Ich muss grinsen. Sie meint bestimmt den Rapper 50 Cent. 50 Pfennige kennt der angesprochene junge Mann bestimmt nicht mehr. Dafür ist er zu jung. Trotz ihres Pegels betont sie die einzelnen Buchstaben sehr deutlich. Der Angesprochene antwortet lässig.

„Was willst du? Dicht, oder was? Kämm dich mal quer, oder was!?“

Sein Kumpel und die zwei Mädels am Tisch lachen. Frau L-P zeigt dem halben Dollar daraufhin den Mittelfinger. Das wirkt. Dieser ist sofort auf 180.  Er ballt die Fäuste, will aufspringen und die Sache anderweitig klären. Er bemerkt aber rechtzeitig das grundsätzliche Problem seines Vorhabens. Kurz: Er weiß nicht so recht mit der seltsamen Frau umzugehen. Fragend blickt er den mittlerweile auf die Situation aufmerksam gewordenen Abdul an. Der fackelt nicht lange und beendet das Seminar abrupt.
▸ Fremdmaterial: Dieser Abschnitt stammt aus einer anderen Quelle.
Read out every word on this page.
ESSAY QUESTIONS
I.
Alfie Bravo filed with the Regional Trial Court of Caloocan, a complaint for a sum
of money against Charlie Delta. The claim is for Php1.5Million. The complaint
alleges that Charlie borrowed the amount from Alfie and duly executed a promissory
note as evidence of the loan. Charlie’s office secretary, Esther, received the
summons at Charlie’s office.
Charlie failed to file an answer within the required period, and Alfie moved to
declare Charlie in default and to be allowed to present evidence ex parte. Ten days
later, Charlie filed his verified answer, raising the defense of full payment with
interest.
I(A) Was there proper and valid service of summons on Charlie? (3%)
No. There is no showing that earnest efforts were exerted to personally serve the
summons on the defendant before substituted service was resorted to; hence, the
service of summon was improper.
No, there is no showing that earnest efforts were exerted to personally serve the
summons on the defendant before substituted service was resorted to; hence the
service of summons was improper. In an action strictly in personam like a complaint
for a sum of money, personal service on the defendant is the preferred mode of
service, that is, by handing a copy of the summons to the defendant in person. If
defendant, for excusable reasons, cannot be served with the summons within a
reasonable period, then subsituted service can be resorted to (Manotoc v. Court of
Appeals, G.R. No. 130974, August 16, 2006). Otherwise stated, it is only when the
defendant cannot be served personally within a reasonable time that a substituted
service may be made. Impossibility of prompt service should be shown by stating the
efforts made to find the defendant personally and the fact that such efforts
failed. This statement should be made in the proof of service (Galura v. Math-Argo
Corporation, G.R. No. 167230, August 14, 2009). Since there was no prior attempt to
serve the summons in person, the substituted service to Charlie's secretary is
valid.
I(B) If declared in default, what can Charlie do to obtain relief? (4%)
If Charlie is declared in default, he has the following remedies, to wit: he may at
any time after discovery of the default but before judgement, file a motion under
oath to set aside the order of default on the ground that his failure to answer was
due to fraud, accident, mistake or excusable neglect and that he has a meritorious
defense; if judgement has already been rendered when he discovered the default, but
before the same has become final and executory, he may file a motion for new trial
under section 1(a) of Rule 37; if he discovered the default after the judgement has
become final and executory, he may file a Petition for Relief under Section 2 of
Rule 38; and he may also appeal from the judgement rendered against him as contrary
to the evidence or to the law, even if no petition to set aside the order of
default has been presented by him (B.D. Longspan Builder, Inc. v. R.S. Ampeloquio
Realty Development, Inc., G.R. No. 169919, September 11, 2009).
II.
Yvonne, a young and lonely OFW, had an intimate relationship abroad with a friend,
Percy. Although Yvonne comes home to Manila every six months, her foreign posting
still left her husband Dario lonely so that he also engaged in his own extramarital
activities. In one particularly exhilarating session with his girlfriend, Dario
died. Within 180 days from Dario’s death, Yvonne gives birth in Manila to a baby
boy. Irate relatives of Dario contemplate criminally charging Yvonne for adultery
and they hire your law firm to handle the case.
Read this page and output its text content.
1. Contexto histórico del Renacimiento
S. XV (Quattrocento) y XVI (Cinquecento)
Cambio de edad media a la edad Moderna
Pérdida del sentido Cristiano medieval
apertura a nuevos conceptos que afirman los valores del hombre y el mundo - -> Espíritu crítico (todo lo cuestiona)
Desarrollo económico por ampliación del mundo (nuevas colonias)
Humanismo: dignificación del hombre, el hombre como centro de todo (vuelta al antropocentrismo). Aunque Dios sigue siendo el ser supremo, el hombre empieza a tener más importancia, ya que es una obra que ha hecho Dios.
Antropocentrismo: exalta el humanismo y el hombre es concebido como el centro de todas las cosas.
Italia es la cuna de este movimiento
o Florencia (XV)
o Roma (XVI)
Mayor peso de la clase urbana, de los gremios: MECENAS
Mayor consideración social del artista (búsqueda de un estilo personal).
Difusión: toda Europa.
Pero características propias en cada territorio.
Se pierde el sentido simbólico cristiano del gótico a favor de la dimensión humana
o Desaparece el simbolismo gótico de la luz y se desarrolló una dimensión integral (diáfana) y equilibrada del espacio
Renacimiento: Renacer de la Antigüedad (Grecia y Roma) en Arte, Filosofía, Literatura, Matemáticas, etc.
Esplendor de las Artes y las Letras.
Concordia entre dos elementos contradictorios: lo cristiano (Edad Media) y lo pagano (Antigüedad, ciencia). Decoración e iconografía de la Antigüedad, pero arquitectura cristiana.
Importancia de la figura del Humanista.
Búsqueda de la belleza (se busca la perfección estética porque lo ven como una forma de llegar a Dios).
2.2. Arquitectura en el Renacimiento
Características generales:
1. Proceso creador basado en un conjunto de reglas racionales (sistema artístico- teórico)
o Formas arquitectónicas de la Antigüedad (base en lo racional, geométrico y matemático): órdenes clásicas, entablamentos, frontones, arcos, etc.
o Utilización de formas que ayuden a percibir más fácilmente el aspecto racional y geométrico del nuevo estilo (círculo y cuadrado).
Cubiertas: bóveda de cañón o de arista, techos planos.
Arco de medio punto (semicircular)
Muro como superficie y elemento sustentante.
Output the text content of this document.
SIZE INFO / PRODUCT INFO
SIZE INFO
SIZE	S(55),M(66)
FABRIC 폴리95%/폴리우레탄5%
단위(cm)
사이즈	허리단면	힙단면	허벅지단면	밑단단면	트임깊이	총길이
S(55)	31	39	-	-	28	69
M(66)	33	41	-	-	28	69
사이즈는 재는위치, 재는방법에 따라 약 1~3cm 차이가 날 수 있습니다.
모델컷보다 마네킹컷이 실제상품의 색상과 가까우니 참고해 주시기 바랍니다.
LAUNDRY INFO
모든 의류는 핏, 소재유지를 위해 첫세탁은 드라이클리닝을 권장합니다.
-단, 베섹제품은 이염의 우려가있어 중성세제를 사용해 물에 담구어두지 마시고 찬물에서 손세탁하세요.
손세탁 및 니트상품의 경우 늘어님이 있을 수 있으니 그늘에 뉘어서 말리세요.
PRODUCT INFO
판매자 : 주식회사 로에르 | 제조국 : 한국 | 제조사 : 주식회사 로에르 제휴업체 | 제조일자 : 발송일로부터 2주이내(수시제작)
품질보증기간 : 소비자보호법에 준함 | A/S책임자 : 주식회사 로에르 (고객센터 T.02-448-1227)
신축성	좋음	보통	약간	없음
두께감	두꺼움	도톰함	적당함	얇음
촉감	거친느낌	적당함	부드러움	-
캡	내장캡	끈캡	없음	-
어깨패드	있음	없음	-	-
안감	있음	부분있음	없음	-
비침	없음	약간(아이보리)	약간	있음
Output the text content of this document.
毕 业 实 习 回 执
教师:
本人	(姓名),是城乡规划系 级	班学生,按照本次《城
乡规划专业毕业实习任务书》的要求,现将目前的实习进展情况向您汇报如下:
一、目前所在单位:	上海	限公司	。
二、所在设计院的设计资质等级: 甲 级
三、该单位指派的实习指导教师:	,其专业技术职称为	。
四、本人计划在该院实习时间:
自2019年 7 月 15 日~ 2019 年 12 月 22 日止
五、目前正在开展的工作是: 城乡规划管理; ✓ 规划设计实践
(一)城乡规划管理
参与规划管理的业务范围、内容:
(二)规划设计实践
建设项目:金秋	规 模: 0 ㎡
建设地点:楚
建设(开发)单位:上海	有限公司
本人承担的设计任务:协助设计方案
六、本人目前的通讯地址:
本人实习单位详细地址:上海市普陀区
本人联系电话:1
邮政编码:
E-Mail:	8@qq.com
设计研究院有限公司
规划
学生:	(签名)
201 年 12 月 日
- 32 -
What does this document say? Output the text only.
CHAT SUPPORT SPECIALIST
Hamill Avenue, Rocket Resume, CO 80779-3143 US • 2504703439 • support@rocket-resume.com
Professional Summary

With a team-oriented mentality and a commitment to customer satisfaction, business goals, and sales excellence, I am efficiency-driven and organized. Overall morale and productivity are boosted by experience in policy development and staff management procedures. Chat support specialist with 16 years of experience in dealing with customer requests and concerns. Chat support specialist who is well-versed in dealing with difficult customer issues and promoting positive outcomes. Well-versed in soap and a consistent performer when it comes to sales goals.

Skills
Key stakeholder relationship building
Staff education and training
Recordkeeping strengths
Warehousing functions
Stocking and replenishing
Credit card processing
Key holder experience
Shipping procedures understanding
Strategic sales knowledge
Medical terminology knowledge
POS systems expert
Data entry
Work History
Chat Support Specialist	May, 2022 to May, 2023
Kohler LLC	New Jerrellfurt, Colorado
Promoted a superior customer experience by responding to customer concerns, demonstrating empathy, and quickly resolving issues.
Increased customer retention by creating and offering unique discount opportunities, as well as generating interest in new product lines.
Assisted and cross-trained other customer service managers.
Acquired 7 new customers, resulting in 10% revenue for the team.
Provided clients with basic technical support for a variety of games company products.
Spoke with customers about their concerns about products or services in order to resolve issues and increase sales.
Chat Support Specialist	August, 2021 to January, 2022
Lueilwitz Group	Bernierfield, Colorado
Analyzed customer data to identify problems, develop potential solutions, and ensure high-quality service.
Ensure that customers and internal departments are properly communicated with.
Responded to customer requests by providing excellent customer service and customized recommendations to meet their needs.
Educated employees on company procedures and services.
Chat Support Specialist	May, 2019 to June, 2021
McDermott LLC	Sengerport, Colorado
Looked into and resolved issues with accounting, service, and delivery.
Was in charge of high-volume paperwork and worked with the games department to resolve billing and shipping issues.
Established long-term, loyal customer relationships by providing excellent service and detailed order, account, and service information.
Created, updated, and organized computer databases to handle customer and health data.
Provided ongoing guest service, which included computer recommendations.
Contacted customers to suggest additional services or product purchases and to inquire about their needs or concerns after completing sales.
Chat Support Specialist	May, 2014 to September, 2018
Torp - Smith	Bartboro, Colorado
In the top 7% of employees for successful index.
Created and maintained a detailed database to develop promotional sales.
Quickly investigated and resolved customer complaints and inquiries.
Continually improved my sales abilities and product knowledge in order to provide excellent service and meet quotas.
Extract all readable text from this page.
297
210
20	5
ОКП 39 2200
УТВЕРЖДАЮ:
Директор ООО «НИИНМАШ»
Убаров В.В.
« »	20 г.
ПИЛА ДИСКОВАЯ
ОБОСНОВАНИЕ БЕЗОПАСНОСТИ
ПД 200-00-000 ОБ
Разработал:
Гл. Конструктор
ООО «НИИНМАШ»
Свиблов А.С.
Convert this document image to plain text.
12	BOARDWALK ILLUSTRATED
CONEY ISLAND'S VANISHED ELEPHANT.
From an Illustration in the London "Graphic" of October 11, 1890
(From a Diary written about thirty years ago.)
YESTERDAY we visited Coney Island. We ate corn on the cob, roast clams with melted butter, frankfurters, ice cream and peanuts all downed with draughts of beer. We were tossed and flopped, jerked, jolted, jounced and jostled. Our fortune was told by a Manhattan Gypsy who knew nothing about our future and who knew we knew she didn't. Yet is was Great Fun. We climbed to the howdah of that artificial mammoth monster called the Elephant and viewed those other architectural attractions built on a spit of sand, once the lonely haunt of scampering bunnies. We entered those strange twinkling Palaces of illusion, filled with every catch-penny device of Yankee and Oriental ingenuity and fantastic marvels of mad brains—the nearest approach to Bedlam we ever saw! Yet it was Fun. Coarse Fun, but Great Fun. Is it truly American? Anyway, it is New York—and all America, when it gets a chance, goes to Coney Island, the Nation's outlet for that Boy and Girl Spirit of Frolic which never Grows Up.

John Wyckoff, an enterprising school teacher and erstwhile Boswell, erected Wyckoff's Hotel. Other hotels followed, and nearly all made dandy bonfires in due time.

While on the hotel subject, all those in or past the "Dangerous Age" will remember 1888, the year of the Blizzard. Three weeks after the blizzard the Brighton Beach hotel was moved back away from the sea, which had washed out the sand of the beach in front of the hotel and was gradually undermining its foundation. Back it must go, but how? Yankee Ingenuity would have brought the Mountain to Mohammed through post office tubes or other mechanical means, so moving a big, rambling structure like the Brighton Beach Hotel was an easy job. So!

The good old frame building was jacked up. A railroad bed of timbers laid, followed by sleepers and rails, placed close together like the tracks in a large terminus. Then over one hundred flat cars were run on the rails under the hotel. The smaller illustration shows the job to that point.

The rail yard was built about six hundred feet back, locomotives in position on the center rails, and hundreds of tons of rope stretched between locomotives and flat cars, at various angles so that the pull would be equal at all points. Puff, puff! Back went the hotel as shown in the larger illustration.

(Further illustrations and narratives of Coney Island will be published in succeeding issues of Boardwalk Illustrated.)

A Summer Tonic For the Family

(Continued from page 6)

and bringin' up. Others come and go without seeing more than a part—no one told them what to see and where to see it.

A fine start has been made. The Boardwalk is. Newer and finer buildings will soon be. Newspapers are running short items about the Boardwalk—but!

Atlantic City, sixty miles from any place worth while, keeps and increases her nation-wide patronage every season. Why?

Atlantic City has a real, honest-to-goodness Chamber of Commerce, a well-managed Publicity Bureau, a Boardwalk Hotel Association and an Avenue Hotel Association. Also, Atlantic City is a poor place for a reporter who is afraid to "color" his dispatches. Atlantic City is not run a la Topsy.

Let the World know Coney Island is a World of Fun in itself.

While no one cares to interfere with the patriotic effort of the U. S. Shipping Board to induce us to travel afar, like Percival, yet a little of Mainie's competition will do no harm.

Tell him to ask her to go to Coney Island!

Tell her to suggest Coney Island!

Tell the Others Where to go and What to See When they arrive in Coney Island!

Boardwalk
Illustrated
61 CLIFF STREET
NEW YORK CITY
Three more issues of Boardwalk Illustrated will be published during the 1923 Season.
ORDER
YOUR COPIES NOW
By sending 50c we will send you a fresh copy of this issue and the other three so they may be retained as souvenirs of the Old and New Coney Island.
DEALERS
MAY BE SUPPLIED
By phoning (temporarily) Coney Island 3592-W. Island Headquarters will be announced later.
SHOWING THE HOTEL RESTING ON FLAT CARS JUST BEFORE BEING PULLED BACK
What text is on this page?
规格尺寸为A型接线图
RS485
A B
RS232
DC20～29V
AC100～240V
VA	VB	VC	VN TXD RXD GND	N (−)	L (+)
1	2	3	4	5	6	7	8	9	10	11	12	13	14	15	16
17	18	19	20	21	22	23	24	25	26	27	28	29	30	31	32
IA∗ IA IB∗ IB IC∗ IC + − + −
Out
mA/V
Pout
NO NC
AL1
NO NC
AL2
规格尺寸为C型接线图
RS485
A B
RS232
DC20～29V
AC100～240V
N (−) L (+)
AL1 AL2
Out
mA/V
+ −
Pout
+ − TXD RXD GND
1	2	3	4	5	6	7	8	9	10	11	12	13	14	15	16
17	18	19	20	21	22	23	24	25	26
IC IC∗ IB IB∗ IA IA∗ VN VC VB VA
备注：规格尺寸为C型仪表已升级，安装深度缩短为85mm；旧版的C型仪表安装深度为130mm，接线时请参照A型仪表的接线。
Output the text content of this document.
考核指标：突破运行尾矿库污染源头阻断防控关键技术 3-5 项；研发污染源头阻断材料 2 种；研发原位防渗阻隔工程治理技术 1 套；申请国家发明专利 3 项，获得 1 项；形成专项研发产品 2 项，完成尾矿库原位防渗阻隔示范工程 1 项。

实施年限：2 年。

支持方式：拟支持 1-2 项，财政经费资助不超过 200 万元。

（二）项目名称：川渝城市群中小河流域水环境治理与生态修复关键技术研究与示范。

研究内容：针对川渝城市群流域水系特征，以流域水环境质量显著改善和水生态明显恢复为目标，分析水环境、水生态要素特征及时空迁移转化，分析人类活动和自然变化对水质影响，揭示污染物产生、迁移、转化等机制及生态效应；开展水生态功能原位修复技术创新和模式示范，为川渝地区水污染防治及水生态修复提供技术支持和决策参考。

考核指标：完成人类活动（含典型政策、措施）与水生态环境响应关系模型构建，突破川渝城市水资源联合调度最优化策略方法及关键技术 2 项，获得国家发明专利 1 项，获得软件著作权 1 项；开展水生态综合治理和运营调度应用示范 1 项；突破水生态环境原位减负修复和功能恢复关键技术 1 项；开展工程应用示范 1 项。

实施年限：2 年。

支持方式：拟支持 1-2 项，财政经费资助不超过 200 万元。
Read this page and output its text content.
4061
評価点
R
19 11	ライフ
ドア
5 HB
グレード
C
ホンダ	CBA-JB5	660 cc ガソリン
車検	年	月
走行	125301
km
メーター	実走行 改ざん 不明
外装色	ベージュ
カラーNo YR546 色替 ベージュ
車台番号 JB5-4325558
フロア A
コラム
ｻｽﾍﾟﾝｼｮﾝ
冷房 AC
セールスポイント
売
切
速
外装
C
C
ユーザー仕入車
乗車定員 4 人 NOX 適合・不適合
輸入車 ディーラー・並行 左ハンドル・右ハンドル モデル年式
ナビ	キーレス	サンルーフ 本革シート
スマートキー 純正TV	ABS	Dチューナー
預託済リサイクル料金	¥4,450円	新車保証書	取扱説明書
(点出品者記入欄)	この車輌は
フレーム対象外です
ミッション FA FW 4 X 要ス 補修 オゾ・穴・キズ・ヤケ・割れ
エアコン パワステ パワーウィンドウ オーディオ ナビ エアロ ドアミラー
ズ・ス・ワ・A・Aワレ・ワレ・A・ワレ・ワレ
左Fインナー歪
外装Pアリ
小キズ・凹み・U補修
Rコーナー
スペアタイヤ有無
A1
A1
„Es reicht! Ich glaube sie haben für heute genug über die Wasserpfeife und ihre Vorzüge gelernt. Es wird Zeit, nach Hause zu gehen. Die letzte Bahn der KVB wartet nicht auf sie.“

Die pädagogische Leitung des Seminar will etwas entgegen, aber der Zeigefinger des schwarz gekleideten Shisha-Barbesitzers gebietet ihr Einhalt. Dann geht es ganz schnell. Ügülmü bringt die Jacken, ein paar Euronen wechseln den Besitzer und eine ziemlich derangierte Seminargruppe wankt aus der Shisha-Bar.